Un incremento de las aportaciones públicas que ha ido acompañado de críticas sobre la sostenibilidad del sistema por parte de los centros de estudios más importantes del país. La Autoridad Independiente de Responsabilidad Fiscal (AIReF) advirtió en su último estudio que la reforma de las pensiones impulsada por el exministro José Luis Escrivá, centrada en elevar los ingresos mediante nuevas cotizaciones como el Mecanismo de Equidad Intergeneracional (MEI), la cuota de solidaridad o la reforma del RETA, no será suficiente para absorber el impacto del envejecimiento demográfico.

Según las proyecciones de la AIReF, el gasto en pensiones escalará hasta el 16,4% del PIB en 2050, lo que obligará al Estado a asumir tres cuartas partes de la factura adicional mediante transferencias, detrayendo recursos de otras políticas públicas o disparando la deuda pública hasta el 123% del PIB.

De esta forma, paradójicamente, la exposición constante de las grandes cifras del sistema está modificando la percepción ciudadana.
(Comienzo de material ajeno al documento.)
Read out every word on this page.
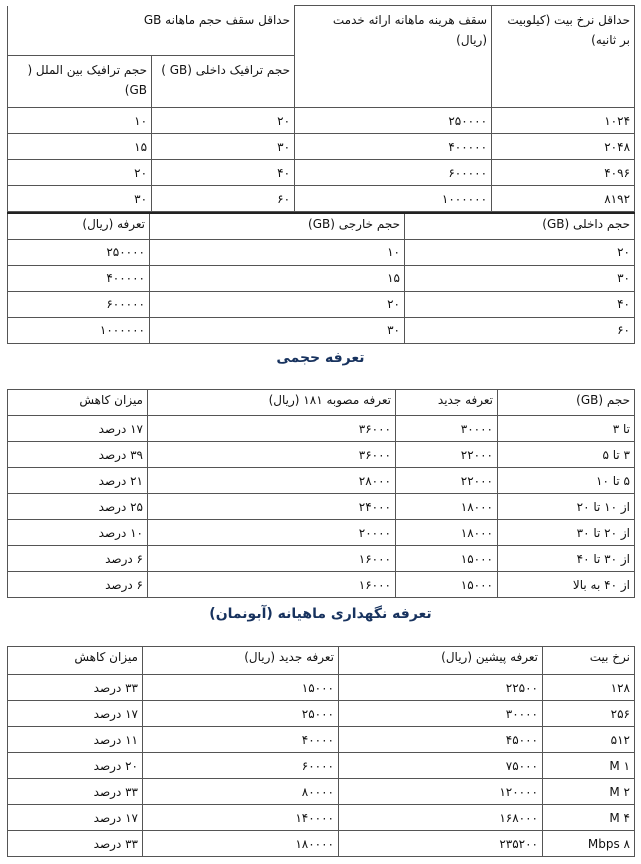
حداقل نرخ بیت (کیلوبیت بر ثانیه)	سقف هرینه ماهانه ارائه خدمت (ریال)	حداقل سقف حجم ماهانه GB	
		حجم ترافیک داخلی (GB )	حجم ترافیک بین الملل ( GB)
۱۰۲۴	۲۵۰۰۰۰	۲۰	۱۰
۲۰۴۸	۴۰۰۰۰۰	۳۰	۱۵
۴۰۹۶	۶۰۰۰۰۰	۴۰	۲۰
۸۱۹۲	۱۰۰۰۰۰۰	۶۰	۳۰
حجم داخلی (GB)	حجم خارجی (GB)	تعرفه (ریال)
۲۰	۱۰	۲۵۰۰۰۰
۳۰	۱۵	۴۰۰۰۰۰
۴۰	۲۰	۶۰۰۰۰۰
۶۰	۳۰	۱۰۰۰۰۰۰
تعرفه حجمی
حجم (GB)	تعرفه جدید	تعرفه مصوبه ۱۸۱ (ریال)	میزان کاهش
تا ۳	۳۰۰۰۰	۳۶۰۰۰	۱۷ درصد
۳ تا ۵	۲۲۰۰۰	۳۶۰۰۰	۳۹ درصد
۵ تا ۱۰	۲۲۰۰۰	۲۸۰۰۰	۲۱ درصد
از ۱۰ تا ۲۰	۱۸۰۰۰	۲۴۰۰۰	۲۵ درصد
از ۲۰ تا ۳۰	۱۸۰۰۰	۲۰۰۰۰	۱۰ درصد
از ۳۰ تا ۴۰	۱۵۰۰۰	۱۶۰۰۰	۶ درصد
از ۴۰ به بالا	۱۵۰۰۰	۱۶۰۰۰	۶ درصد
تعرفه نگهداری ماهیانه (آبونمان)
نرخ بیت	تعرفه پیشین (ریال)	تعرفه جدید (ریال)	میزان کاهش
۱۲۸	۲۲۵۰۰	۱۵۰۰۰	۳۳ درصد
۲۵۶	۳۰۰۰۰	۲۵۰۰۰	۱۷ درصد
۵۱۲	۴۵۰۰۰	۴۰۰۰۰	۱۱ درصد
۱ M	۷۵۰۰۰	۶۰۰۰۰	۲۰ درصد
۲ M	۱۲۰۰۰۰	۸۰۰۰۰	۳۳ درصد
۴ M	۱۶۸۰۰۰	۱۴۰۰۰۰	۱۷ درصد
۸ Mbps	۲۳۵۲۰۰	۱۸۰۰۰۰	۳۳ درصد
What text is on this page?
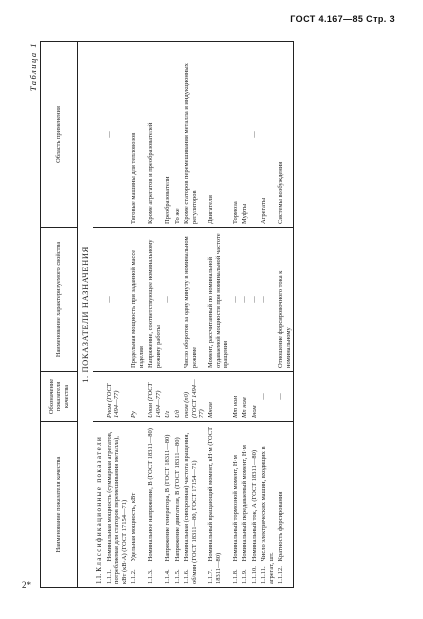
ГОСТ 4.167—85 Стр. 3
Таблица 1
Наименование показателя качества	Обозначение показателя качества	Наименование характеризуемого свойства	Область применения
1. ПОКАЗАТЕЛИ НАЗНАЧЕНИЯ			
1.1. Классификационные показатели			
1.1.1. Номинальная мощность (суммарная агрегатов, потребляемая для статоров перемешивания металла), кВт (кВ·А) (ГОСТ 17154—71)	Pном (ГОСТ 1494—77)	—	—
1.1.2. Удельная мощность, кВт	Pу	Предельная мощность при заданной массе изделия	Тяговые машины для тепловозов
1.1.3. Номинальное напряжение, В (ГОСТ 18311—80)	Uном (ГОСТ 1494—77)	Напряжение, соответствующее номинальному режиму работы	Кроме агрегатов и преобразователей
1.1.4. Напряжение генератора, В (ГОСТ 18311—80)	Uг	—	Преобразователи
1.1.5. Напряжение двигателя, В (ГОСТ 18311—80)	Uд		То же
1.1.6. Номинальная (синхронная) частота вращения, об/мин (ГОСТ 18311—80, ГОСТ 17154—71)	nном (n0) (ГОСТ 1494—77)	Число оборотов за одну минуту в номинальном режиме	Кроме статоров перемешивания металла и индукционных регуляторов
1.1.7. Номинальный вращающий момент, кН·м (ГОСТ 18311—80)	Mном	Момент, рассчитанный по номинальной отдаваемой мощности при номинальной частоте вращения	Двигатели
1.1.8. Номинальный тормозной момент, Н·м	Mт ном	—	Тормоза
1.1.9. Номинальный передаваемый момент, Н·м	Mп ном	—	Муфты
1.1.10. Номинальный ток, А (ГОСТ 18311—80)	Iном	—	—
1.1.11. Число электрических машин, входящих в агрегат, шт.	—	—	Агрегаты
1.1.12. Кратность форсирования	—	Отношение форсировочного тока к номинальному	Системы возбуждения
2*
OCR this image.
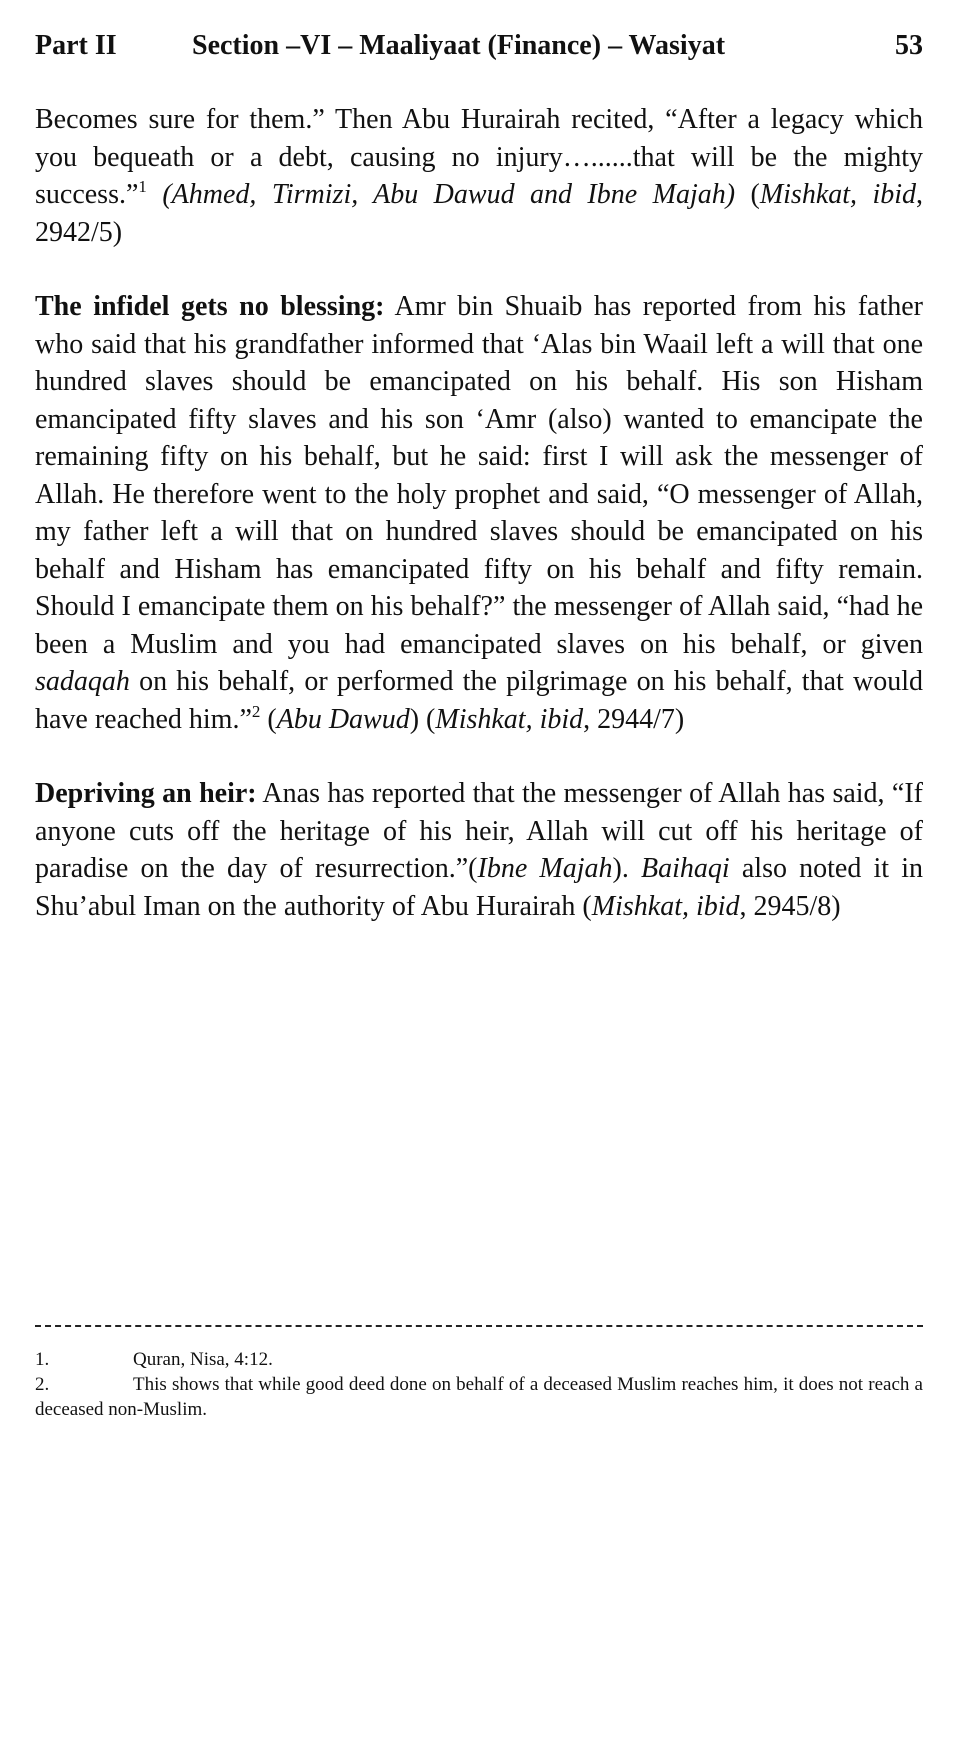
Part II	Section –VI – Maaliyaat (Finance) – Wasiyat	53

Becomes sure for them.” Then Abu Hurairah recited, “After a legacy which you bequeath or a debt, causing no injury…......that will be the mighty success.”$^1$ (Ahmed, Tirmizi, Abu Dawud and Ibne Majah) (Mishkat, ibid, 2942/5)

The infidel gets no blessing: Amr bin Shuaib has reported from his father who said that his grandfather informed that ‘Alas bin Waail left a will that one hundred slaves should be emancipated on his behalf. His son Hisham emancipated fifty slaves and his son ‘Amr (also) wanted to emancipate the remaining fifty on his behalf, but he said: first I will ask the messenger of Allah. He therefore went to the holy prophet and said, “O messenger of Allah, my father left a will that on hundred slaves should be emancipated on his behalf and Hisham has emancipated fifty on his behalf and fifty remain. Should I emancipate them on his behalf?” the messenger of Allah said, “had he been a Muslim and you had emancipated slaves on his behalf, or given sadaqah on his behalf, or performed the pilgrimage on his behalf, that would have reached him.”$^2$ (Abu Dawud) (Mishkat, ibid, 2944/7)

Depriving an heir: Anas has reported that the messenger of Allah has said, “If anyone cuts off the heritage of his heir, Allah will cut off his heritage of paradise on the day of resurrection.”(Ibne Majah). Baihaqi also noted it in Shu’abul Iman on the authority of Abu Hurairah (Mishkat, ibid, 2945/8)

1.	Quran, Nisa, 4:12.

2.	This shows that while good deed done on behalf of a deceased Muslim reaches him, it does not reach a deceased non-Muslim.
El debate público no se centra únicamente en si las pensiones necesitan más recursos, sino también en el enorme volumen de financiación que absorben. Es decir, las advertencias sobre la necesidad de seguir inyectando recursos no han reforzado la idea de que el sistema esté infrafinanciado; sino que han contribuido a visibilizar el esfuerzo presupuestario que actualmente realiza el Estado para sostenerlo. Este cambio de enfoque ayuda a explicar por qué cada vez menos españoles consideran que las pensiones reciben "muy pocos" recursos, pese a que los expertos insistan en que serán necesarias nuevas medidas para garantizar su viabilidad a largo plazo.